If you have decided you are not getting enough Vit D and want to supplement, remember that too much of a good thing can be dangerous, so DON'T OVERDO IT. As I say in The Rebel Diet, "the dose makes the poison and the dose makes the cure." Unlike the water soluble vitamins B and C, vit D is fat soluble so we won't simply urinate out the extra - we'll store it in our fat and this can lead to overdose.Vitamin D toxicity is associated with weight loss (hey..not bad), but also heart disease, increased rates of cancer and increased falls and fractures in the elderly.

So how much supplementation is recommended? The RDI (recommended daily intake) for Vitamin D for adults is 400-800 IU/day. If you haven't been getting much sun and don't eat many food sources of Vit D, then you can get this through a supplement. If you feel you have a deficient level because of a lack of sunlight and food sources, then supplement with 1000 IU - 4000 IU (maximum) for a few weeks to get your levels up to snuff, but then aim for 1000 IU daily; this should do the trick and keep you in a good range. *Of note, prolonged sun exposure wil not lead to vitamin D toxicity because our skin regulates it and won't overproduce the vitamin D.

Here's the recommended UPPER LIMIT intake for Vitamin D so do not go above this:

Me personally, I take 1-2 vitamin D drops (1000 - 2000 IU) per day in the winter months (when I remember). And I only remember sometimes. And I get at least 10 minutes per day outside with walking to and from the subway (although only my face is exposed and my moisturizer is SPF 15).

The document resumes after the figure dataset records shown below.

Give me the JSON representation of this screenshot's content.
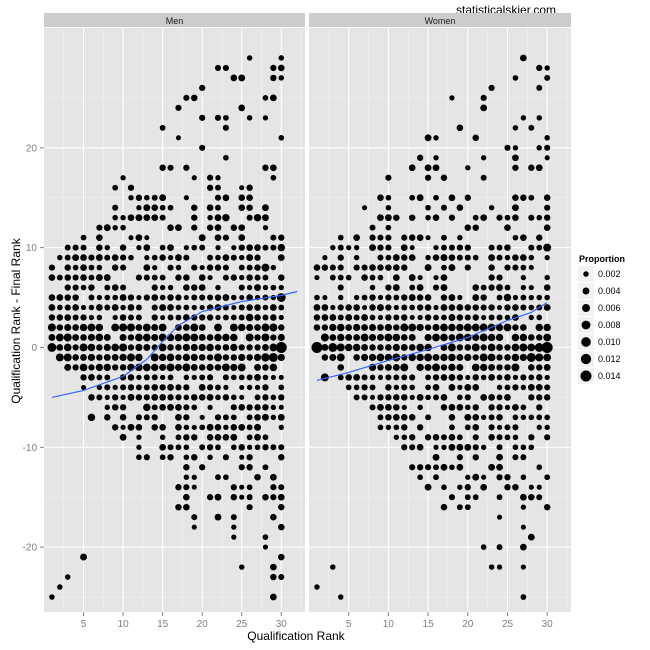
{
  "watermark": "statisticalskier.com",
  "chart_data": {
    "type": "scatter",
    "xlabel": "Qualification Rank",
    "ylabel": "Qualification Rank - Final Rank",
    "x_ticks": [
      5,
      10,
      15,
      20,
      25,
      30
    ],
    "y_ticks": [
      -20,
      -10,
      0,
      10,
      20
    ],
    "xlim": [
      0,
      33
    ],
    "ylim": [
      -26.5,
      32
    ],
    "grid": true,
    "size_legend": {
      "title": "Proportion",
      "values": [
        0.002,
        0.004,
        0.006,
        0.008,
        0.01,
        0.012,
        0.014
      ],
      "labels": [
        "0.002",
        "0.004",
        "0.006",
        "0.008",
        "0.010",
        "0.012",
        "0.014"
      ],
      "placement": "right"
    },
    "colors": {
      "panel": "#e5e5e5",
      "strip": "#cccccc",
      "grid": "#ffffff",
      "point": "#000000",
      "smooth": "#3366ff"
    },
    "panels": [
      {
        "name": "Men",
        "smooth": {
          "x": [
            1,
            5,
            10,
            13,
            15,
            17,
            20,
            25,
            30,
            32
          ],
          "y": [
            -5.0,
            -4.3,
            -2.9,
            -1.2,
            0.6,
            2.2,
            3.6,
            4.6,
            5.2,
            5.6
          ]
        },
        "big_points": [
          {
            "x": 1,
            "y": 0,
            "p": 0.008
          },
          {
            "x": 2,
            "y": -1,
            "p": 0.006
          },
          {
            "x": 3,
            "y": 1,
            "p": 0.006
          },
          {
            "x": 6,
            "y": -7,
            "p": 0.005
          },
          {
            "x": 5,
            "y": -21,
            "p": 0.004
          },
          {
            "x": 10,
            "y": 0,
            "p": 0.006
          },
          {
            "x": 23,
            "y": 13,
            "p": 0.005
          },
          {
            "x": 28,
            "y": 8,
            "p": 0.006
          },
          {
            "x": 29,
            "y": -1,
            "p": 0.008
          },
          {
            "x": 30,
            "y": 0,
            "p": 0.014
          },
          {
            "x": 30,
            "y": 5,
            "p": 0.008
          },
          {
            "x": 27,
            "y": 13,
            "p": 0.005
          },
          {
            "x": 30,
            "y": 10,
            "p": 0.005
          },
          {
            "x": 21,
            "y": 0,
            "p": 0.005
          },
          {
            "x": 17,
            "y": 1,
            "p": 0.005
          },
          {
            "x": 28,
            "y": -1,
            "p": 0.007
          },
          {
            "x": 26,
            "y": 3,
            "p": 0.005
          },
          {
            "x": 13,
            "y": -6,
            "p": 0.005
          }
        ],
        "extremes": [
          {
            "x": 30,
            "y": 29
          },
          {
            "x": 29,
            "y": 28
          },
          {
            "x": 30,
            "y": 27
          },
          {
            "x": 28,
            "y": 25
          },
          {
            "x": 25,
            "y": 24
          },
          {
            "x": 26,
            "y": 23
          },
          {
            "x": 1,
            "y": -25
          },
          {
            "x": 2,
            "y": -24
          },
          {
            "x": 3,
            "y": -23
          }
        ]
      },
      {
        "name": "Women",
        "smooth": {
          "x": [
            1,
            5,
            10,
            15,
            20,
            22,
            25,
            28,
            30
          ],
          "y": [
            -3.3,
            -2.5,
            -1.3,
            -0.2,
            1.0,
            1.7,
            2.7,
            3.5,
            4.5
          ]
        },
        "big_points": [
          {
            "x": 1,
            "y": 0,
            "p": 0.014
          },
          {
            "x": 3,
            "y": 0,
            "p": 0.008
          },
          {
            "x": 2,
            "y": 1,
            "p": 0.006
          },
          {
            "x": 2,
            "y": -3,
            "p": 0.006
          },
          {
            "x": 4,
            "y": 0,
            "p": 0.006
          },
          {
            "x": 5,
            "y": 0,
            "p": 0.005
          },
          {
            "x": 30,
            "y": 0,
            "p": 0.014
          },
          {
            "x": 29,
            "y": 0,
            "p": 0.008
          },
          {
            "x": 28,
            "y": -1,
            "p": 0.008
          },
          {
            "x": 30,
            "y": 10,
            "p": 0.006
          },
          {
            "x": 25,
            "y": 5,
            "p": 0.005
          },
          {
            "x": 22,
            "y": -1,
            "p": 0.006
          },
          {
            "x": 26,
            "y": -2,
            "p": 0.006
          },
          {
            "x": 15,
            "y": 0,
            "p": 0.005
          },
          {
            "x": 18,
            "y": -1,
            "p": 0.005
          },
          {
            "x": 27,
            "y": 0,
            "p": 0.006
          }
        ],
        "extremes": [
          {
            "x": 29,
            "y": 23
          },
          {
            "x": 30,
            "y": 21
          },
          {
            "x": 26,
            "y": 22
          },
          {
            "x": 29,
            "y": 20
          },
          {
            "x": 1,
            "y": -24
          },
          {
            "x": 4,
            "y": -25
          },
          {
            "x": 3,
            "y": -22
          }
        ]
      }
    ]
  }
}
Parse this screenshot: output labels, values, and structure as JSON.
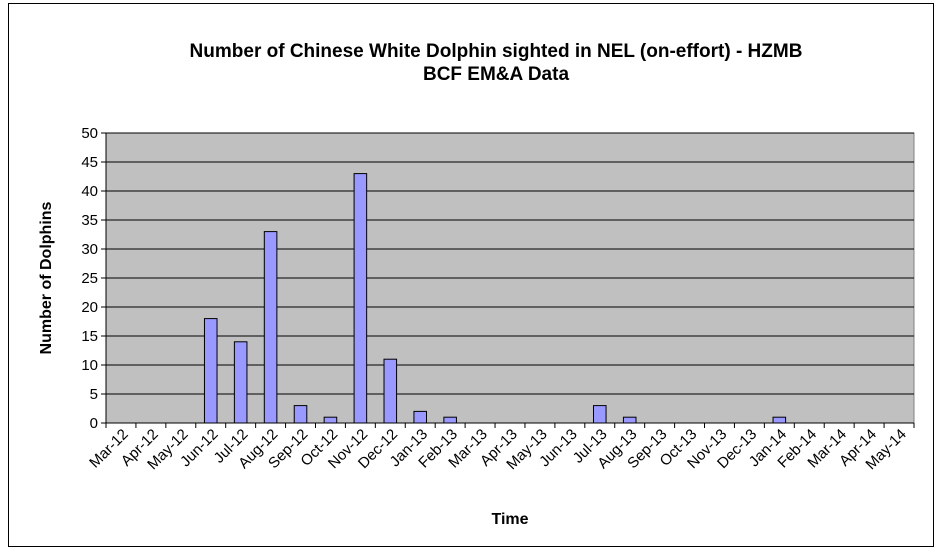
{
  "chart_data": {
    "type": "bar",
    "title": [
      "Number of Chinese White Dolphin sighted in NEL (on-effort) - HZMB",
      "BCF EM&A Data"
    ],
    "xlabel": "Time",
    "ylabel": "Number of Dolphins",
    "ylim": [
      0,
      50
    ],
    "yticks": [
      0,
      5,
      10,
      15,
      20,
      25,
      30,
      35,
      40,
      45,
      50
    ],
    "grid": true,
    "legend": "none",
    "plot_background": "#c0c0c0",
    "bar_color": "#9999ff",
    "categories": [
      "Mar-12",
      "Apr-12",
      "May-12",
      "Jun-12",
      "Jul-12",
      "Aug-12",
      "Sep-12",
      "Oct-12",
      "Nov-12",
      "Dec-12",
      "Jan-13",
      "Feb-13",
      "Mar-13",
      "Apr-13",
      "May-13",
      "Jun-13",
      "Jul-13",
      "Aug-13",
      "Sep-13",
      "Oct-13",
      "Nov-13",
      "Dec-13",
      "Jan-14",
      "Feb-14",
      "Mar-14",
      "Apr-14",
      "May-14"
    ],
    "values": [
      0,
      0,
      0,
      18,
      14,
      33,
      3,
      1,
      43,
      11,
      2,
      1,
      0,
      0,
      0,
      0,
      3,
      1,
      0,
      0,
      0,
      0,
      1,
      0,
      0,
      0,
      0
    ]
  }
}
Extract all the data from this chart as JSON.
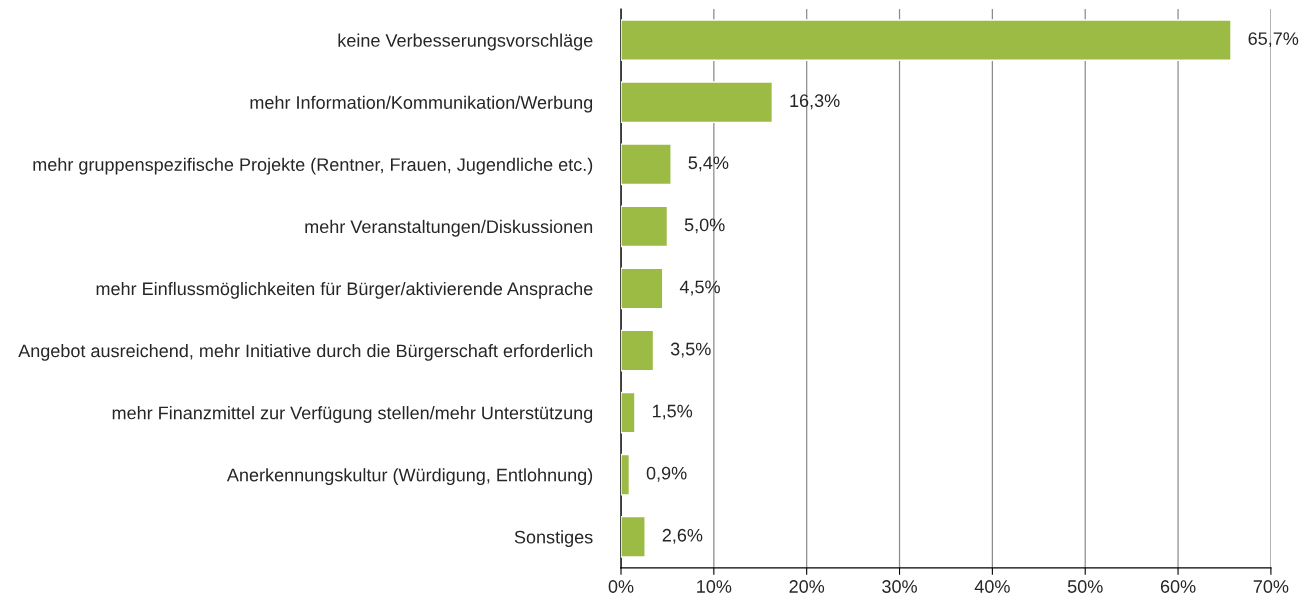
{
  "chart_data": {
    "type": "bar",
    "orientation": "horizontal",
    "categories": [
      "keine Verbesserungsvorschläge",
      "mehr Information/Kommunikation/Werbung",
      "mehr gruppenspezifische Projekte (Rentner, Frauen, Jugendliche etc.)",
      "mehr Veranstaltungen/Diskussionen",
      "mehr Einflussmöglichkeiten für Bürger/aktivierende Ansprache",
      "Angebot ausreichend, mehr Initiative durch die Bürgerschaft erforderlich",
      "mehr Finanzmittel zur Verfügung stellen/mehr Unterstützung",
      "Anerkennungskultur (Würdigung, Entlohnung)",
      "Sonstiges"
    ],
    "values": [
      65.7,
      16.3,
      5.4,
      5.0,
      4.5,
      3.5,
      1.5,
      0.9,
      2.6
    ],
    "value_labels": [
      "65,7%",
      "16,3%",
      "5,4%",
      "5,0%",
      "4,5%",
      "3,5%",
      "1,5%",
      "0,9%",
      "2,6%"
    ],
    "color": "#9bbb45",
    "xlim": [
      0,
      70
    ],
    "xticks": [
      {
        "value": 0,
        "label": "0%"
      },
      {
        "value": 10,
        "label": "10%"
      },
      {
        "value": 20,
        "label": "20%"
      },
      {
        "value": 30,
        "label": "30%"
      },
      {
        "value": 40,
        "label": "40%"
      },
      {
        "value": 50,
        "label": "50%"
      },
      {
        "value": 60,
        "label": "60%"
      },
      {
        "value": 70,
        "label": "70%"
      }
    ],
    "grid": "x",
    "legend": false
  }
}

Sigh.. Too bad my almond milk isn't fortified..

If you are going to get your blood level tested, ask your doc to test 25 (OH) D and aim for a level between 50 - 75 nmol/L. Even though blood test reference ranges say that 25-75 nmol/L is insufficient and that 75-250 is sufficient, studies have shown that having blood levels consistently above 75 nmol/L has been associated with increases in all cause mortality, pancreatic cancer and cardiovascular events.

My recommendation - 1000-2000 IU daily when you're getting very little sun will keep you in a good, safe range (it's difficult to get blood levels above 75 nmol/L at this dose) wherein you'll reap the health benefits but avoid the health risks.